The cytotoxic activity of CTLs was measured by a 4 h 51chronium release assay. Briefly, peptide pulsed autologous LCLs (1 × 104 cells) were used as target cells with antigen specific T-cells as effector cells at different effectortarget cell ratios (20:1 to 40:1). Experiments were performed in triplicates and the percentage of lysis was calculated as 100% × (experimental release-spontaneous release)/(maximum release-spontaneous release). Maximum release was obtained by adding 100 µl of 0.2% Triton X-100 to the 100 µl medium containing target cells. Where indicated, data is represented as lytic units 30 (LU30), where one lytic unit is the number of cells derived from the culture necessary to achieve 30% specific lysis of targets.

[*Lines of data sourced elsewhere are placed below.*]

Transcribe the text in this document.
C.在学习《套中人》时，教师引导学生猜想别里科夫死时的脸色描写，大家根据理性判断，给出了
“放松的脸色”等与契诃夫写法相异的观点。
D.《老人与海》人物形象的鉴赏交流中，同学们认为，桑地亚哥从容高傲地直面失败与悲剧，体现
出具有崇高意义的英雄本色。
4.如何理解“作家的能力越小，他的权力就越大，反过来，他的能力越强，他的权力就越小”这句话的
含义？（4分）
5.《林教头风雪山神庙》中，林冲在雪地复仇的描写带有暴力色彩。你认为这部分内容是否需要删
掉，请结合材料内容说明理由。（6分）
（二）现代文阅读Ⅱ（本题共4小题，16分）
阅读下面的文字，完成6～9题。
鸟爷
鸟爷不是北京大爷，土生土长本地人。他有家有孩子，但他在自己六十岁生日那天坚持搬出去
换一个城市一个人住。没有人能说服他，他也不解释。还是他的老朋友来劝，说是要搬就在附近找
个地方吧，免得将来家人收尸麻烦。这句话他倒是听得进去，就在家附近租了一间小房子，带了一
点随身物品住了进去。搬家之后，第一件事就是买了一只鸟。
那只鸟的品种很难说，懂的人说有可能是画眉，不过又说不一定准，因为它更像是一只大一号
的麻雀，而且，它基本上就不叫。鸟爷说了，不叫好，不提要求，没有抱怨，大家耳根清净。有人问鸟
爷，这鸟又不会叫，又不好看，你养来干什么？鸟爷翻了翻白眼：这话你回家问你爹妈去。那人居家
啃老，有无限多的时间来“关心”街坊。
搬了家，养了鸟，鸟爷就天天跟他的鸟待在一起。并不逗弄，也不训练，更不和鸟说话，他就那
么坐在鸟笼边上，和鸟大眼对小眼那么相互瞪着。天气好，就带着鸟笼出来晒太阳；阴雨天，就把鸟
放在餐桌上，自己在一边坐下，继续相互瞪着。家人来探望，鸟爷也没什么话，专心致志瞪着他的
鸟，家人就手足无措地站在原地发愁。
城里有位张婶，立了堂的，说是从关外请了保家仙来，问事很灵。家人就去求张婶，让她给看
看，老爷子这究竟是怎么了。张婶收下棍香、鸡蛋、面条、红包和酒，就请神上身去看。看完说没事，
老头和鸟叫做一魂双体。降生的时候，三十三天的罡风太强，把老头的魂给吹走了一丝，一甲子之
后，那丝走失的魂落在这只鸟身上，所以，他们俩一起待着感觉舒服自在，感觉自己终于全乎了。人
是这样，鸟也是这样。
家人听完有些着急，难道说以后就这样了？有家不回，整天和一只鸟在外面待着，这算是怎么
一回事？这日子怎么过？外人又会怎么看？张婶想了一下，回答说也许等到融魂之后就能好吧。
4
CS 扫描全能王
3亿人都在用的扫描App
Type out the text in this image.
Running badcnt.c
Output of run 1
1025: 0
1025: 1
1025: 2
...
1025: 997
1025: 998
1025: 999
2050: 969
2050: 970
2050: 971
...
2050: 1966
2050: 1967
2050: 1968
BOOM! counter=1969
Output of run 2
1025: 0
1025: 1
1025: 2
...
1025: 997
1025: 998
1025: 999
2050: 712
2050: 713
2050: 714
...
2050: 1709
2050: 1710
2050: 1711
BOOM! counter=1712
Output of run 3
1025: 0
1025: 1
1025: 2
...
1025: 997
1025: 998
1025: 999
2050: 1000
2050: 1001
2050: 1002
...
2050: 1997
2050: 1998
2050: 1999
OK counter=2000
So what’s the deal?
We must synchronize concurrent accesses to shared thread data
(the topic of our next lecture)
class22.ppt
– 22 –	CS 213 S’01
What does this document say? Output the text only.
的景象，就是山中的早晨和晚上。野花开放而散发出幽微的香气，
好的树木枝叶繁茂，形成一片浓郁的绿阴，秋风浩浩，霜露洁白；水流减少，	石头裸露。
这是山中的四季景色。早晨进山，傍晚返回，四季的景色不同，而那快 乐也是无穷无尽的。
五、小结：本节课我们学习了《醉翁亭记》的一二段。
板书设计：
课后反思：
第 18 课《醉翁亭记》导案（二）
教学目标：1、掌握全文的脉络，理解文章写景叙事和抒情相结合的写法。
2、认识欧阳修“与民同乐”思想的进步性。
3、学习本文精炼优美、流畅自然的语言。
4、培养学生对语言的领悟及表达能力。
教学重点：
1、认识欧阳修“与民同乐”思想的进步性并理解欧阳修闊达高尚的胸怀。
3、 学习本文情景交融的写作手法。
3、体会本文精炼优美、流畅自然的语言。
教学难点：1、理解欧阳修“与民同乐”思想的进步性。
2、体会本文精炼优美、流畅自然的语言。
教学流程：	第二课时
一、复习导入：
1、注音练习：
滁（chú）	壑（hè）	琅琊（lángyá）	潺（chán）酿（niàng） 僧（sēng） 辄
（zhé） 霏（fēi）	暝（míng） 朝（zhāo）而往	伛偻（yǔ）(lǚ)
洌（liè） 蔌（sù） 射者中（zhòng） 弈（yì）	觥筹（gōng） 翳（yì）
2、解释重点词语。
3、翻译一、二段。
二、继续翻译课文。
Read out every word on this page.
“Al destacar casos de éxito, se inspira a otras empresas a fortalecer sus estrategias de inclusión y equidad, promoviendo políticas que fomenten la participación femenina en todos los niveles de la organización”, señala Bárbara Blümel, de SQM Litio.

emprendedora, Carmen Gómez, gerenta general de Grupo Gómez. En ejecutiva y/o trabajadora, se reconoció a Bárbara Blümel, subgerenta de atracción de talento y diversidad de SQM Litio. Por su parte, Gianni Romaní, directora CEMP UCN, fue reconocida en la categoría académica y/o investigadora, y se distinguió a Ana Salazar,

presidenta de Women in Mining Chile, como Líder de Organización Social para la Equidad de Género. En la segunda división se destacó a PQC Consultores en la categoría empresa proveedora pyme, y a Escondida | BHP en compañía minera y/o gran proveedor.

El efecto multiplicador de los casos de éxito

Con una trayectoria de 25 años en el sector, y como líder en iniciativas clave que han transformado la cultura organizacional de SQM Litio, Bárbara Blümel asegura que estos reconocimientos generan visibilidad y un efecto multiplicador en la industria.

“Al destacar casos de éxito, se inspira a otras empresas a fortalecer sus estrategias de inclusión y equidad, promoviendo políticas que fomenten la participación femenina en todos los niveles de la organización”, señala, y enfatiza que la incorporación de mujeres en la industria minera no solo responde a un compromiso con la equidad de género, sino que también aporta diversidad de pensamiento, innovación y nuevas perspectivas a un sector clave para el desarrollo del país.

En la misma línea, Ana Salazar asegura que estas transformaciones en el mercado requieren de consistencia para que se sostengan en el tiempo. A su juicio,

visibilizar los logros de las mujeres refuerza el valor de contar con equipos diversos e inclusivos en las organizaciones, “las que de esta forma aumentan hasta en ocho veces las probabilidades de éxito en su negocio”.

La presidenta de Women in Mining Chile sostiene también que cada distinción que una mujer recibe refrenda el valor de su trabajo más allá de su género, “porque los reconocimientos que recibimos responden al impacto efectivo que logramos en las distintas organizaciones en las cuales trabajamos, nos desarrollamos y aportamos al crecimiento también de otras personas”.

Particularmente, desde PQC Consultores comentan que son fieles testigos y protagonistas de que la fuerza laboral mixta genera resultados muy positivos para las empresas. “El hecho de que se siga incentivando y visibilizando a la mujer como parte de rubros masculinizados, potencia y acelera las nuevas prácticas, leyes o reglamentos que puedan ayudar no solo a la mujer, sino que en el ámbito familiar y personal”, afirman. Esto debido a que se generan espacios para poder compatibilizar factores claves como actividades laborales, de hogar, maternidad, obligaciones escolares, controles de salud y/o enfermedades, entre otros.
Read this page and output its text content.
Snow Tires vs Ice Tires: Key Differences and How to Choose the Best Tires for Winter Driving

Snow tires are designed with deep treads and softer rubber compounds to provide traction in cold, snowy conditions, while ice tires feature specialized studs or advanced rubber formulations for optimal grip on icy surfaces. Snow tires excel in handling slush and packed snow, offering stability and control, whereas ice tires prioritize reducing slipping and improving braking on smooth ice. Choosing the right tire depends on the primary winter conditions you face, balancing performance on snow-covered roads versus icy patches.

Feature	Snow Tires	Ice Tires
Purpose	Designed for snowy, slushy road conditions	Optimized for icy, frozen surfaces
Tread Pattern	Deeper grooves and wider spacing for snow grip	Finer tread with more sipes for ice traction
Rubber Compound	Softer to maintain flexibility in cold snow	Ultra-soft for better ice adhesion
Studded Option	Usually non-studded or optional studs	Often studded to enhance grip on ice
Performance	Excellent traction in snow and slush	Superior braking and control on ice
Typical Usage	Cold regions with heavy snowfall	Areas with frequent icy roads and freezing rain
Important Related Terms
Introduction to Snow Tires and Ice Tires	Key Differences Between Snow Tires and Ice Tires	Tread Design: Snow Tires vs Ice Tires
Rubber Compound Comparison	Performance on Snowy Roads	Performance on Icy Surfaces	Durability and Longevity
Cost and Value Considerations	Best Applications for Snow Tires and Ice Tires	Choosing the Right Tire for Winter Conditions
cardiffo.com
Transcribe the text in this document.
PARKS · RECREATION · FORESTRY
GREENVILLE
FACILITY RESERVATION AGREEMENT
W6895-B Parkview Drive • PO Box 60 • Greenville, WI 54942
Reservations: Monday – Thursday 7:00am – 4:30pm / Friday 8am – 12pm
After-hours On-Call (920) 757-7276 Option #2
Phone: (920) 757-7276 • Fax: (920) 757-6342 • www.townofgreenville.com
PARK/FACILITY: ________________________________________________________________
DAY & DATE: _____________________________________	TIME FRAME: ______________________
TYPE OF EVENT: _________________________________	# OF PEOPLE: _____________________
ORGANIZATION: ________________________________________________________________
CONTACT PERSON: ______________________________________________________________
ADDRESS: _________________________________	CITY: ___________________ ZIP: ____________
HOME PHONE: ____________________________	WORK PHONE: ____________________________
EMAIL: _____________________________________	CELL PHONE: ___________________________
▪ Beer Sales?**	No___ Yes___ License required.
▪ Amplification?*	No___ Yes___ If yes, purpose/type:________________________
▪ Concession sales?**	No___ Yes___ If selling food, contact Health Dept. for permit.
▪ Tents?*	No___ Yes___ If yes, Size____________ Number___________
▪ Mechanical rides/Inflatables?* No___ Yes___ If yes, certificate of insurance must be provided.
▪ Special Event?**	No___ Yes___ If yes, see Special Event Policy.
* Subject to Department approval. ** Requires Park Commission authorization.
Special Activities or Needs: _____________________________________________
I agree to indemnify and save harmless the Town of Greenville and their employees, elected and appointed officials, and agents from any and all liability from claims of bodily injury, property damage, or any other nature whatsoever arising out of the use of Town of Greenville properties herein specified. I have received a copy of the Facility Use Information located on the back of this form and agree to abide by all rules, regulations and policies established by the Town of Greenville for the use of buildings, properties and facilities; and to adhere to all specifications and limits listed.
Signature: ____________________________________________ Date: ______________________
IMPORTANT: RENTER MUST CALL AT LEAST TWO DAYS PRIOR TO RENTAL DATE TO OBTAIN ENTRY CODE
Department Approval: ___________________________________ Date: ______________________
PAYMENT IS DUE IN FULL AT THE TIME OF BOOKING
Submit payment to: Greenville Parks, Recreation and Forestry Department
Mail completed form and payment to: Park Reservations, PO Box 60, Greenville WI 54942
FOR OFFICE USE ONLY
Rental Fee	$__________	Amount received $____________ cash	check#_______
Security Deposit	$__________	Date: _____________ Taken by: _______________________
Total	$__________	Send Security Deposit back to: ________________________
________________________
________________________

The total number of lytic units was obtained by the formula: [total no. of effectors obtained after the secondary culture]/[no. of effectors required to achieve 30% lysis (LU30)]. SD is derived from the maximum and minimum slopes of lines through the mean ± SD of the percent specific lysis in the specific region of curve.

Statistical analysis

Control values for each experiment were derived from pooled data on a number of control individuals so that each experiment has a single control value, mean, and standard deviation. Each mean variance was then compared against the control response for each experiment and analyzed for statistical significance using a one-tail unpaired t test, assuming unequal variance between the experimental groups. Significant differences are indicated by asterisks.